O rosto de Clara (de Sousa) e, sim, as agressões moram dentro de mim

7 abr 2022, 12:23
Clara de Sousa e Rui Santos (foto do arquivo pessoal de Rui Santos)

Leio que CLARA DE SOUSA, pivô da SIC, foi alvo de perseguição e ameaças nos últimos meses e sei bem que a televisão se tornou num lugar perigoso por vários motivos, porque espelha realidades que não são do agrado de todos.

No caso de CLARA DE SOUSA, que entra pelos lares das pessoas há muitos anos, como acontece igualmente com outros pivôs ditos de referência (JOSÉ RODRIGUES DOS SANTOS, RTP, R. GUEDES DE CARVALHO, SIC, JOSÉ ALBERTO CARVALHO, TVI), a exposição não decorre do facto de ter opiniões sobre as diversas matérias que fazem parte do quotidiano televisivo, sejam elas da política, da economia, da saúde ou do desporto, mas de levar ao público, com constância, as notícias que são preparadas normalmente por uma equipa da qual fazem parte editores e coordenadores — e outros jornalistas que poucas vezes aparecem para dar a cara, a não ser nas datas de aniversário das estações.

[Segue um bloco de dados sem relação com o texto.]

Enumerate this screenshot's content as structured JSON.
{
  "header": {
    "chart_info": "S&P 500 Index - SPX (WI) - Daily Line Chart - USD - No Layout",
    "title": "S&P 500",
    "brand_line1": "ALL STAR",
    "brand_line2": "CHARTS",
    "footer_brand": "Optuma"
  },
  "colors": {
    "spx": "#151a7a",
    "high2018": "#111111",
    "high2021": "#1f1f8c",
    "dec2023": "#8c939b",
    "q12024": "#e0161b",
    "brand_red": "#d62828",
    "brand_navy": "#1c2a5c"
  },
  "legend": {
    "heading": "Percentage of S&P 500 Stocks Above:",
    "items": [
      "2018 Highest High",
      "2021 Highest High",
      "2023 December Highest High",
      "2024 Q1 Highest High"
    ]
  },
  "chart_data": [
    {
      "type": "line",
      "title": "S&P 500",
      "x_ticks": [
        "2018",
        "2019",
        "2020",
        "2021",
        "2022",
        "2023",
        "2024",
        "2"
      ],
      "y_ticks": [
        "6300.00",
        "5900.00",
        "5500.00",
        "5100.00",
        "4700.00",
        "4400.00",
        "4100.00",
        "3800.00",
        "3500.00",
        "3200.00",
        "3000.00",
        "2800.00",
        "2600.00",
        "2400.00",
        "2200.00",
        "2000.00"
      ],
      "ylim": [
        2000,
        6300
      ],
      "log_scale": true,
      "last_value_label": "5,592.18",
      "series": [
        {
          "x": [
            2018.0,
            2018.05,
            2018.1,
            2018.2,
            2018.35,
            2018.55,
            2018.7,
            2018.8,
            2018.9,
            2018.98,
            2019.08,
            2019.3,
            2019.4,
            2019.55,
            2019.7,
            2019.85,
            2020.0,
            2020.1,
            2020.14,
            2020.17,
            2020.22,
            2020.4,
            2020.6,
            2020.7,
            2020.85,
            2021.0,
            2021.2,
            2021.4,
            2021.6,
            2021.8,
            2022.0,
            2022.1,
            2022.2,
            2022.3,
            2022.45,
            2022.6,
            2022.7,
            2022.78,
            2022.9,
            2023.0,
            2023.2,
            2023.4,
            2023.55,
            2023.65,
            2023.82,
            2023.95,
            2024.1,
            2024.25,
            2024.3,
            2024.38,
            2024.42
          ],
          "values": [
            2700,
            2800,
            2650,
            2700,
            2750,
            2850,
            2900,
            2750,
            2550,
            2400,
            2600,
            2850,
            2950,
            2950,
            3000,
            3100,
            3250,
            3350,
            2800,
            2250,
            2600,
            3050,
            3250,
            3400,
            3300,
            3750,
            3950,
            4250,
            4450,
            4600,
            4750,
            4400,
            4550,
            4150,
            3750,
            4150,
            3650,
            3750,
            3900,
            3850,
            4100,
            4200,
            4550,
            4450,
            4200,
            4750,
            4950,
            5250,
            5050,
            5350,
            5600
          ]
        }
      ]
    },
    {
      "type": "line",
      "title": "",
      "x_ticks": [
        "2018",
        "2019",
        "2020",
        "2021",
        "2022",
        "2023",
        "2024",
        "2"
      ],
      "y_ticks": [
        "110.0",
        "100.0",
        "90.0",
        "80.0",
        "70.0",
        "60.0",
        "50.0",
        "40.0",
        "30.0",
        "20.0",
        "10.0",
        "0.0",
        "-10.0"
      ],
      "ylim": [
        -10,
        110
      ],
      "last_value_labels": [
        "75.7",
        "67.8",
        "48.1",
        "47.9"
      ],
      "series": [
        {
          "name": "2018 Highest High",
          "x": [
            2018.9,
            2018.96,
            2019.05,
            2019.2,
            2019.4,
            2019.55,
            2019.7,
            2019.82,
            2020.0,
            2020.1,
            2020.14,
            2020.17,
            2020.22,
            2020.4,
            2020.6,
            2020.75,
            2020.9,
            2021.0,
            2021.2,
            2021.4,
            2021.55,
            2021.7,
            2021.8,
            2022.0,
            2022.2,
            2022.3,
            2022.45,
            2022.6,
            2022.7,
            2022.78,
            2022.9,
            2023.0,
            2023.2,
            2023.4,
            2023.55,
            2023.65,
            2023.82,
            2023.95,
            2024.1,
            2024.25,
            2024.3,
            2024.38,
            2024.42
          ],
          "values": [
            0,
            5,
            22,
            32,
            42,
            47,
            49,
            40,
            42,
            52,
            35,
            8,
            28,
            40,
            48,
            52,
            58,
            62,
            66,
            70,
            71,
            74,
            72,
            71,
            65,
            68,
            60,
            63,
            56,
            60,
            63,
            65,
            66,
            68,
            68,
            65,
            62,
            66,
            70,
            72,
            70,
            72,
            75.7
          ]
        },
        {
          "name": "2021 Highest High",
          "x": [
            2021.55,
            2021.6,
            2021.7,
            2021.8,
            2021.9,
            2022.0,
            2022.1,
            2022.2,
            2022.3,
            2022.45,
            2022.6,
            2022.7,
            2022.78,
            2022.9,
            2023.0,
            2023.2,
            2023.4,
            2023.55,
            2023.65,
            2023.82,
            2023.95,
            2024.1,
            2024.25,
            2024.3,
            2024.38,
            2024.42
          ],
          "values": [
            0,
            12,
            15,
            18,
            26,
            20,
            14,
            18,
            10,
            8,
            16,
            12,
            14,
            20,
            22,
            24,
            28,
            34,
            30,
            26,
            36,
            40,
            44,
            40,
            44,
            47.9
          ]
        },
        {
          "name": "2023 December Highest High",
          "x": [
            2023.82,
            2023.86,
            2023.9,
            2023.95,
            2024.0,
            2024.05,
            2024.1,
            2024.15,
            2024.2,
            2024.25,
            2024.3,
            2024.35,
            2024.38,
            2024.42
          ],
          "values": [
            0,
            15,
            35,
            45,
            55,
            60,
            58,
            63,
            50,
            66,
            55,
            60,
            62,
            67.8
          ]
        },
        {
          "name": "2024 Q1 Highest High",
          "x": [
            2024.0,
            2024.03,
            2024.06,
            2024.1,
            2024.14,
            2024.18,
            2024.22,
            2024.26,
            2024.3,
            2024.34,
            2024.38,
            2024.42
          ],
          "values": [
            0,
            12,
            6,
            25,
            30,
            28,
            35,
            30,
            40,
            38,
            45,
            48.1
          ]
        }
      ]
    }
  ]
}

A CLARA DE SOUSA não é só cara, não é só o rosto, porque um(a) pivô quando se senta para “apresentar as notícias” já leva muitas horas de trabalho e preparação (sobretudo quando há entrevistados nos alinhamentos), mas é fundamentalmente o rosto para centenas de milhares de portugueses.

E, pelo que se sabe, foi e é o rosto dela que provocou a ira da mulher que a tentou agredir com um martelo, sob a alegação de que a CLARA lhe havia roubado o rosto e a alma.

Dito assim, parece um caso do foro psicológico e, se for, merece ser tratado como tal.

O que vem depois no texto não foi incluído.